The heating and cooling demands for the buildings are obtained from CitySim, a building energy simulator for urban scale analysis. CitySim uses geometrical 3D and physical reduced order models to estimate the heating and cooling loads in the buildings. It accounts for the internal heat gains due to solar irradiance, activities of the occupants, and the thermal losses. We modelled the buildings as a single-thermal zones that are provided with various heating and cooling supply devices, and energy storage devices. Every building is instantiated by defining its associated energy supply and storage devices. The state variables are: hour of the day (1 to 24), outdoor air temperature, and state of charge of the energy storage device (0 to 1). The action variable of each agent is the change in the stored energy for the next time step (-1 to 1). 0 means no change in the state of charge, -1 means that the storage unit will try to release 100% of the total energy storage capacity into the building (if possible), and 1 will fully load the energy storage device (if possible). These actions are limited by the physical constraints of the system (cooling demand of the building, the maximum power that the heat pump can provide in a time-step, and the current state of charge of the storage device).
Every time step of the simulation, the heating and cooling coefficients of performance (COP) of the heat pump are calculated as a function of the outdoor temperature (T_outdoorAir) from the weather file, the technical efficiency of the heat pump (η), and the target temperatures of the heat/cooling energy sink (T_target), which are specified by the user. Assuming an air-to-water heat pump, T_target is approximately the temperature of the water to which the heating or cooling energy is being supplied. The methods get_max_cooling_power() and get_max_heating_power() compute the maximum amount of heating or cooling that the heat pump can provide based on its nominal power of the compressor and its COP. Finally, the methods get_electric_consumption_cooling() and get_electric_consumption_heating() return the amount of electricity consumed by the heat pump for a given amount of supplied heating or cooling energy.

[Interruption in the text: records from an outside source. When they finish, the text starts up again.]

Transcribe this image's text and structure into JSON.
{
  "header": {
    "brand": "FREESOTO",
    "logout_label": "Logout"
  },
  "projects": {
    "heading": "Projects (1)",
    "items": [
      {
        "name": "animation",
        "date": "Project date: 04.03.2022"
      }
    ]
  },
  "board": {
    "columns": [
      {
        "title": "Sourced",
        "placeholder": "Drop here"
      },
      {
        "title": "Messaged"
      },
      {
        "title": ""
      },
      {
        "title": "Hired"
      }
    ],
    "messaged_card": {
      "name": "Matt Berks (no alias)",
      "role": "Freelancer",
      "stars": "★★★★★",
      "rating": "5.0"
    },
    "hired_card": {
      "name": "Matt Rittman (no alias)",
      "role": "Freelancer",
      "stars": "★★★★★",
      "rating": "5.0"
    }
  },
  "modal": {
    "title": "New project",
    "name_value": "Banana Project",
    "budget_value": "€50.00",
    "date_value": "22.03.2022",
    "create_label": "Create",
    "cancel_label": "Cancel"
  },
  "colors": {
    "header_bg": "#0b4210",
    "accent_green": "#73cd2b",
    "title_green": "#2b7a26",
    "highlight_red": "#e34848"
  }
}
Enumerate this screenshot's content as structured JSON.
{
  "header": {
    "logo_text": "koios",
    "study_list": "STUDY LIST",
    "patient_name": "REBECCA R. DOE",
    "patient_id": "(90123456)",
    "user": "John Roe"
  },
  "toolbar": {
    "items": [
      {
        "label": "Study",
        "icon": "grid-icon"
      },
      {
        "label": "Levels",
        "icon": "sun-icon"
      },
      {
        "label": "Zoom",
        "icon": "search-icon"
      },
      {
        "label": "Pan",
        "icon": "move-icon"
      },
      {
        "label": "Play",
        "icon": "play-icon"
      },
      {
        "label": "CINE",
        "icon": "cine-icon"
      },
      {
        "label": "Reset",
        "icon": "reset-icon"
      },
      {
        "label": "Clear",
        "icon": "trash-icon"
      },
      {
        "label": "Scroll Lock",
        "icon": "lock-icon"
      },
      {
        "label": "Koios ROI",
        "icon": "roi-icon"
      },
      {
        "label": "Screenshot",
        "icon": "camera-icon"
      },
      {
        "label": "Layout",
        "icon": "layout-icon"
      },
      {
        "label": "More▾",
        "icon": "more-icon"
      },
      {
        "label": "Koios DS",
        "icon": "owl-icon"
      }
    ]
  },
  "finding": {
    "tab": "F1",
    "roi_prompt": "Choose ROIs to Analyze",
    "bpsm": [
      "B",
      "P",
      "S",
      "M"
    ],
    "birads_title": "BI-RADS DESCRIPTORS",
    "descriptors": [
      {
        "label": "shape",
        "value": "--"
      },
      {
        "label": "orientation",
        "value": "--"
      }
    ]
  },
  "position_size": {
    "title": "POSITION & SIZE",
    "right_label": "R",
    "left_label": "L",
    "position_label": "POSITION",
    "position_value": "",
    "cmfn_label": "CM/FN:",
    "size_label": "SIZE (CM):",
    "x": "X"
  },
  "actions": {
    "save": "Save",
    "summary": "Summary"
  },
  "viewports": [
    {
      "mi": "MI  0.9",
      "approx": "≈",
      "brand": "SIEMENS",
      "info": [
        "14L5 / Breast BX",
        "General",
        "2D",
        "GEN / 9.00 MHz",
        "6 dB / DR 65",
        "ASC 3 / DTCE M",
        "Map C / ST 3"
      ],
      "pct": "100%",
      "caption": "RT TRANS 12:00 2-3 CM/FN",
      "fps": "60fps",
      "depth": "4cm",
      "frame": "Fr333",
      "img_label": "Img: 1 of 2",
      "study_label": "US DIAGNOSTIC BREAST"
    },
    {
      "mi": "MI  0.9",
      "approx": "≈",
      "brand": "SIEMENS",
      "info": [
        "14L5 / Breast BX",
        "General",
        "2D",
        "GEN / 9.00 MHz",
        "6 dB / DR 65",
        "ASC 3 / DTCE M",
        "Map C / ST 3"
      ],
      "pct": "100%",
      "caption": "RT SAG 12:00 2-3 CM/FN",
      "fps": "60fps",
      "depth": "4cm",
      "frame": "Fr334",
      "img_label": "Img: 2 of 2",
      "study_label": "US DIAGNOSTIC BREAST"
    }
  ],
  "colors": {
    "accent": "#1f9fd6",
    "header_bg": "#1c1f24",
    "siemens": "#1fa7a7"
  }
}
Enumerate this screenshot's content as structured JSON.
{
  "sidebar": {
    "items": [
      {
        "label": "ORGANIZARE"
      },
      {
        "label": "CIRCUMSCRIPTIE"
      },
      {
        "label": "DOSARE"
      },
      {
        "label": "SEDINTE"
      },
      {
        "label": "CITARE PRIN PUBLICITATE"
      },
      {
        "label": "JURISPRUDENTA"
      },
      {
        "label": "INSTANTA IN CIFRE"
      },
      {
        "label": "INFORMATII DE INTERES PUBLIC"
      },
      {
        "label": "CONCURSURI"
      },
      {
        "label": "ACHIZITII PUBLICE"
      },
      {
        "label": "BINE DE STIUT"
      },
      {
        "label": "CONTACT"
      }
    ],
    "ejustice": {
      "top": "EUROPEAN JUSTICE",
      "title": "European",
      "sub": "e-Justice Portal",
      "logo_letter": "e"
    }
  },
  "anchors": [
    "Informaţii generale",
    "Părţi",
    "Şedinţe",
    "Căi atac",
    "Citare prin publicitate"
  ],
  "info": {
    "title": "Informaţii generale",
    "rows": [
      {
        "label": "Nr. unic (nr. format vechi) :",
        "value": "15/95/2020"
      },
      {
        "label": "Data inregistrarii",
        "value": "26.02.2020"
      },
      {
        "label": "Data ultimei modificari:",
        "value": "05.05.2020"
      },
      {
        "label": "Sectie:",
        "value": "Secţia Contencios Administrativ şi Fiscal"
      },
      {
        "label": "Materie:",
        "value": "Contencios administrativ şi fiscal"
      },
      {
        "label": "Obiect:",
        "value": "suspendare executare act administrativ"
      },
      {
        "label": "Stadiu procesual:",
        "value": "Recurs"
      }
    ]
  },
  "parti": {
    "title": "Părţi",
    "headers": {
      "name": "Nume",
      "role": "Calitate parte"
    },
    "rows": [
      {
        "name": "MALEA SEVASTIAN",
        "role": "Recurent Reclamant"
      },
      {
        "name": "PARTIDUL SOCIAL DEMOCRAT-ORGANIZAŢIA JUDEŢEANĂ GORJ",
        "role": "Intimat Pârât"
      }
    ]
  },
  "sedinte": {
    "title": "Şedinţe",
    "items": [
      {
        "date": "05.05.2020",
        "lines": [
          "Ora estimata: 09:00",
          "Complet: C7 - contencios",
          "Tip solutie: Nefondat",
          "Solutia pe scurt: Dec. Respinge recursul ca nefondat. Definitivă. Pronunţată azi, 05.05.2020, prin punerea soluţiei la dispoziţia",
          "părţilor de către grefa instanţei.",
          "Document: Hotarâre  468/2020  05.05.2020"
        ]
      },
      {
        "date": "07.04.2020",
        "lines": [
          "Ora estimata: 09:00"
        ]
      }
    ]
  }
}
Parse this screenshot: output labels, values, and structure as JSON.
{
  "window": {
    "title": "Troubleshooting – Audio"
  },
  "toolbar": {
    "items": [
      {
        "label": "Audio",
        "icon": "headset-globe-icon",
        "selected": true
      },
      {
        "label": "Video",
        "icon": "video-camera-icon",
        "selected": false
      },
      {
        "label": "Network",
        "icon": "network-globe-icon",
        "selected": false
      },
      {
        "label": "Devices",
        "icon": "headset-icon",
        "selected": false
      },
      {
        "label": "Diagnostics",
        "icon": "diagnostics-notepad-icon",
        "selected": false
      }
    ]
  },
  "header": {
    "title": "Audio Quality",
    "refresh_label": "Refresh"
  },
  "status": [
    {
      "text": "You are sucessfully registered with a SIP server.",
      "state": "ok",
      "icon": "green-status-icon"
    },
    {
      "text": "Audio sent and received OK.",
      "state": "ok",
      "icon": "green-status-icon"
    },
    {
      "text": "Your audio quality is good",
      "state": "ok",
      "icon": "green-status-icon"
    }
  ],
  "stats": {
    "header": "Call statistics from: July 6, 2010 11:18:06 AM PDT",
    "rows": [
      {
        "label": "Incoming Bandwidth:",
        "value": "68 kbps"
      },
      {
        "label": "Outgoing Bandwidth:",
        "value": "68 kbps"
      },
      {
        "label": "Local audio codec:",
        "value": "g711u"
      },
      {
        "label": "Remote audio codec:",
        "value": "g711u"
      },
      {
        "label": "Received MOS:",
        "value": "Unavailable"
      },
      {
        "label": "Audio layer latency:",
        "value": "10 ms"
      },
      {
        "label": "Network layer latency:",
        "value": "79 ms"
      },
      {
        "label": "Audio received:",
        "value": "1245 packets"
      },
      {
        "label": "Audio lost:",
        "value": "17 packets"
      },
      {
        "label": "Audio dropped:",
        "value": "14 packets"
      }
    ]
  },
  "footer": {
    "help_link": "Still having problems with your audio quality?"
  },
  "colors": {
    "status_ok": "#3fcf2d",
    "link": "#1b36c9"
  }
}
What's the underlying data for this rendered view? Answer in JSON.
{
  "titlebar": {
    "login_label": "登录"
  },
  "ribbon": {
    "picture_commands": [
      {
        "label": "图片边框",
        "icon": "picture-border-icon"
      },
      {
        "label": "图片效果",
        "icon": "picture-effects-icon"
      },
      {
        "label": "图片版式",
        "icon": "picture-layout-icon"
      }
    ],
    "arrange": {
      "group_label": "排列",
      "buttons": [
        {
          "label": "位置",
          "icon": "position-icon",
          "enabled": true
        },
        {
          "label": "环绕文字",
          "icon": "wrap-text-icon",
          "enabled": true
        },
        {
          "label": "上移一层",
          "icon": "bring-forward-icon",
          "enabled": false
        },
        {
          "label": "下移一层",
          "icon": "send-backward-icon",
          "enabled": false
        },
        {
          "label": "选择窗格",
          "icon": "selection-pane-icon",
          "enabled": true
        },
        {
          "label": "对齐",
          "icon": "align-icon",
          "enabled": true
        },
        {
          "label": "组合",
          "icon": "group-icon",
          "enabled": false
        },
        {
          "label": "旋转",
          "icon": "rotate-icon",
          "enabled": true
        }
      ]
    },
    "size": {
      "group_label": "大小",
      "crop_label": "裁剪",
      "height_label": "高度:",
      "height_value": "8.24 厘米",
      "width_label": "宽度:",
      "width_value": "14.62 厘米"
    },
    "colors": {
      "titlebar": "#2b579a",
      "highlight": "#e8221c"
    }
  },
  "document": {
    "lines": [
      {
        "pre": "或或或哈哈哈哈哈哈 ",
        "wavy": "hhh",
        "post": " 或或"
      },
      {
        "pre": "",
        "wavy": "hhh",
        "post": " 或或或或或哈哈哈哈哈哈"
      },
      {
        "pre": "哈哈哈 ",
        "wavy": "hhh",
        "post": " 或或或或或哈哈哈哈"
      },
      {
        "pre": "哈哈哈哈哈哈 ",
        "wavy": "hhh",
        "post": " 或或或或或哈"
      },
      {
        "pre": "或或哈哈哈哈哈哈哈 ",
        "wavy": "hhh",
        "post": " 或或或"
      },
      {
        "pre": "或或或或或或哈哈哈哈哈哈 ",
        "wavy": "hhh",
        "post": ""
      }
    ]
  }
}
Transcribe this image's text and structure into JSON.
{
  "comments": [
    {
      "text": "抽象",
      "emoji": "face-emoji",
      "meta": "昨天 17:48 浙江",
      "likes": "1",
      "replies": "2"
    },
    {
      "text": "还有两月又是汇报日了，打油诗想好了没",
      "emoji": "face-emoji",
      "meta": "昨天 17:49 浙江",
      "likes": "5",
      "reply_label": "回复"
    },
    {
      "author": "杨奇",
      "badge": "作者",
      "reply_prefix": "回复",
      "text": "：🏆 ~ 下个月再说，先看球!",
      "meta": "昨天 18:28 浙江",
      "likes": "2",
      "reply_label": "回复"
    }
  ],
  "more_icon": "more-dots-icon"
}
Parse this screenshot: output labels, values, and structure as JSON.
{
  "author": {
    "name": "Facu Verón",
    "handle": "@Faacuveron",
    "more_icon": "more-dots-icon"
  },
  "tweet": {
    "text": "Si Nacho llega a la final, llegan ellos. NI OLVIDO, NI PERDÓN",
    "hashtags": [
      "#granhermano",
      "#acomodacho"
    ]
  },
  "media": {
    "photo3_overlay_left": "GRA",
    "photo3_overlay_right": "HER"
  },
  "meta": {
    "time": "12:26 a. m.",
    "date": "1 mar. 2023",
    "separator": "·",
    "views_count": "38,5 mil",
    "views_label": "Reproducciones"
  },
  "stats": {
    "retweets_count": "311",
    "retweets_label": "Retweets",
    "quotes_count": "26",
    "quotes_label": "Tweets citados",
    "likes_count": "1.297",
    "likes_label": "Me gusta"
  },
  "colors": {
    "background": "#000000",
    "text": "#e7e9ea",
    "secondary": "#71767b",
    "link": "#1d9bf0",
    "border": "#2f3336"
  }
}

The EnergyStorage class has a method to charge and discharge the storage device and track its state-of-charge (SOC), and the energy balance (how much energy it takes from the heat pump and how much it delivers to the building). These method accounts for the efficiency, possible thermal losses coefficient (to be used in thermal storage devices), and limits of operation in terms of nominal power and capacity. Calling the method charge(self, energy) with energy < 0 will discharge energy from the energy storage device into the building. Furthermore, CityLearn allows defining a single instance of the storage device for multiple instances of the class Building, with the objective of having a group of buildings sharing a same energy storage device.
In addition to the methods of each class, we have created two additional functions to help the users in the process of building the environment. The function building_loader(demand_file, weather_file, buildings) receives a dictionary with all the building instances and their respectives IDs, and loads them with the data of heating and cooling loads from the simulations. The function auto_size(buildings, t_target_heating, t_target_cooling) can be used to size automatically all the energy supply and storage devices. This function assumes fixed target temperatures of the heat pump for heating and cooling, which combines with weather data to estimate their COP every hour for the whole simulation period. These estimates are used to size the heat pump in order to guarantee that it will always be able to fully satisfy the heating and cooling demands of the building. This function also sizes the energy storage devices based on heuristic methods.